The European Central Bank lowered its rate on the deposit facility, while keeping other rates unchanged, and announced that it will restart bond purchases, at a monthly pace of €20 billion.

The interest rate on the deposit facility was cut 10 basis points to negative 0.50%. Meanwhile, the interest rates on the main refinancing operations and the marginal lending facility were left unchanged at zero percent and 0.25%, respectively.

The bank will relaunch its asset repurchase program on Nov. 1, which is expected to run "for as long as necessary" and end "shortly" before it begins hiking interest rates.

Reinvestments of the principal payments from maturing securities purchased under the program will continue for as long as necessary to maintain favorable liquidity conditions.

The central bank also removed reference to keeping rates at present or lower levels at least through the first half of 2020, saying it does not expect a change until the inflation outlook converges to the central bank's target of close to, but below, 2%.

In addition, it introduced a two-tier system for reserve remuneration, exempting part of banks' excess liquidity holdings from the negative deposit facility rate.

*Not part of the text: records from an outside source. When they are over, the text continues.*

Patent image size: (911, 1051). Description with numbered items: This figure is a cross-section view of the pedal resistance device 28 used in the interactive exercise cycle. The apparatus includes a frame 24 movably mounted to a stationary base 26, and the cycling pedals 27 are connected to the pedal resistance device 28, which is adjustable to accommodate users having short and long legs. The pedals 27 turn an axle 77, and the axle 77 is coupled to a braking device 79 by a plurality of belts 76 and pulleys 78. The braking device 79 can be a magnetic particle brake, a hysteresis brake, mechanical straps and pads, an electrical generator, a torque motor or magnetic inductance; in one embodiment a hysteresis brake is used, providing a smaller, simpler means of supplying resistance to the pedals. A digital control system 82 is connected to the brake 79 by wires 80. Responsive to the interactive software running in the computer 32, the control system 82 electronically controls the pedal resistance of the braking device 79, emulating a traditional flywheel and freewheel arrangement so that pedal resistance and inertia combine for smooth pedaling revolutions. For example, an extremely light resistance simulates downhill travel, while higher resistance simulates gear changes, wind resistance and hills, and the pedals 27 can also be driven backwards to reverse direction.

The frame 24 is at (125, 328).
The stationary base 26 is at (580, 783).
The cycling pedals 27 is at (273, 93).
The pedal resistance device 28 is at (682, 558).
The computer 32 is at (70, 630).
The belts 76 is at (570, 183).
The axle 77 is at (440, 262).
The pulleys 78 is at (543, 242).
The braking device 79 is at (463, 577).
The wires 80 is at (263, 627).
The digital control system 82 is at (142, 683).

The ECB's Governing Council also changed the modalities of the new series of quarterly targeted longer-term refinancing operations, or TLTRO III, in a bid to support its accommodative monetary policy stance. The operations' maturity is set to be extended to three years from two years.

The interest rate on every operation will be set at the level of the average rate applied in Eurosystem's main refinancing operations over the life of the respective TLTRO. For banks whose eligible net lending surpasses a benchmark, the applicable rate will be reduced and could be as low as the average interest rate on the deposit facility prevailing over the life of the operation.

Yields on the 10-year German Bunds dropped 7 basis points to negative 0.628% as of 9:09 a.m. ET. Ten-year yields on French and Belgian bonds shed nearly 9 basis points each, and those on the Netherlands' government bonds were down 7 basis points.

Spanish bond yields lost nearly 13 basis points.

The euro lost 0.5% versus the dollar around the same time.

The central bank was widely expected to roll out a stimulus package in a bid to revive inflation, though some ECB policymakers had signaled opposition to the resumption of bond purchases.